Come Dean Falk rispetto all’origine del linguaggio, così Wrangham rispetto alla storia dell’alimentazione ci suggerisce di ridimensionare in maniera drastica il ruolo giocato nella filogenesi umana dall’attività prettamente maschile della caccia, rivalutando in proporzione il ruolo delle donne. Le madri ancestrali, oltre ad accudire con la voce ai piccoli imprimendo un decisivo impulso allo sviluppo della parola e del canto, dovevano anche provvedere alla cottura dei cibi (anche oggi, di fatto, in tutte le culture la preparazione del cibo tocca in misura prevalente alle donne). Un poco più opinabile mi pare l’idea di Wrangham che l’impegno di cuocere i cibi abbia contribuito a sottomettere le femmine ai maschi. Escluderlo sarebbe imprudente; ma a mio avviso occorre guardarsi dalla tentazione di ipotizzare, anche di sbieco, l’esistenza stadi primigeni in cui regnava una superiore armonia.

 

Certo è che gli studi sul passato remoto non cessano di riservarci sorprese. Ricordo che all’età di otto o nove anni mi capitò di fare sullo studio della storia una piccola riflessione. I nostri discendenti, pensai, avranno da studiare più di noi; e poi sempre di più, man mano che il tempo passa: perché alla storia che noi studiamo ora continueranno ad aggiungersi avvenimenti nuovi. Un pensierino ingenuo, ovviamente. Ma è interessante che le cose siano andate, nel frattempo, quasi al contrario.
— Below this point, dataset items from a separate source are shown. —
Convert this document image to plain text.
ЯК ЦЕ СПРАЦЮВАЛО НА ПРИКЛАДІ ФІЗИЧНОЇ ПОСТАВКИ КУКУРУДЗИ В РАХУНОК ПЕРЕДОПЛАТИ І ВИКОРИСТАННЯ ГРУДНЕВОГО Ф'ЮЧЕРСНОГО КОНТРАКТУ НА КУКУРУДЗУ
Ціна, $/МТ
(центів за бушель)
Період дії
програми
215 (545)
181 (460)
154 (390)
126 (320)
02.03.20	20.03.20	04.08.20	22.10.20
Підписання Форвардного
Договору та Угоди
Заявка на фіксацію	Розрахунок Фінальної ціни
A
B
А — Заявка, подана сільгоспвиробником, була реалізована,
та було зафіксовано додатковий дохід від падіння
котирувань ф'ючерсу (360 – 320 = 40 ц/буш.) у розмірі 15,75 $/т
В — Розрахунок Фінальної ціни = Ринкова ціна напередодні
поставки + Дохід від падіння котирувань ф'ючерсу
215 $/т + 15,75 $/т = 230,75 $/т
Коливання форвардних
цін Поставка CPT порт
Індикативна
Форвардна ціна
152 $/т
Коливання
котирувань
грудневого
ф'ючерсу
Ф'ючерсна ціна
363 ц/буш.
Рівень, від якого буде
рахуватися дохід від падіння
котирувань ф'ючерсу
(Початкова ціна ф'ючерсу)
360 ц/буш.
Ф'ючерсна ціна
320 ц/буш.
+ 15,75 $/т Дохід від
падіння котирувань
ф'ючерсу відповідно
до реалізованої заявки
Se da allora la storia si è allungata di qualche decennio nella direzione dell’avvenire (il primo fatto sicuramente “storico” che ricordo è l’uccisione di John F. Kennedy), un’espansione enorme delle nostre conoscenze si è verificata nella direzione opposta, verso il passato preistorico e i primordi della nostra specie. Le scoperte nel campo dell’evoluzione impongono di saldare la storia delle civiltà e delle culture con la biologia, la climatologia, lo studio dell’ambiente. Nelle nostre radici antichissime c’è una quantità davvero impressionante di cose da comprendere e da imparare. E su cui meditare: nella speranza di avere su questo pianeta, oltre che un avvincente e suggestivo passato, anche un po’ di futuro.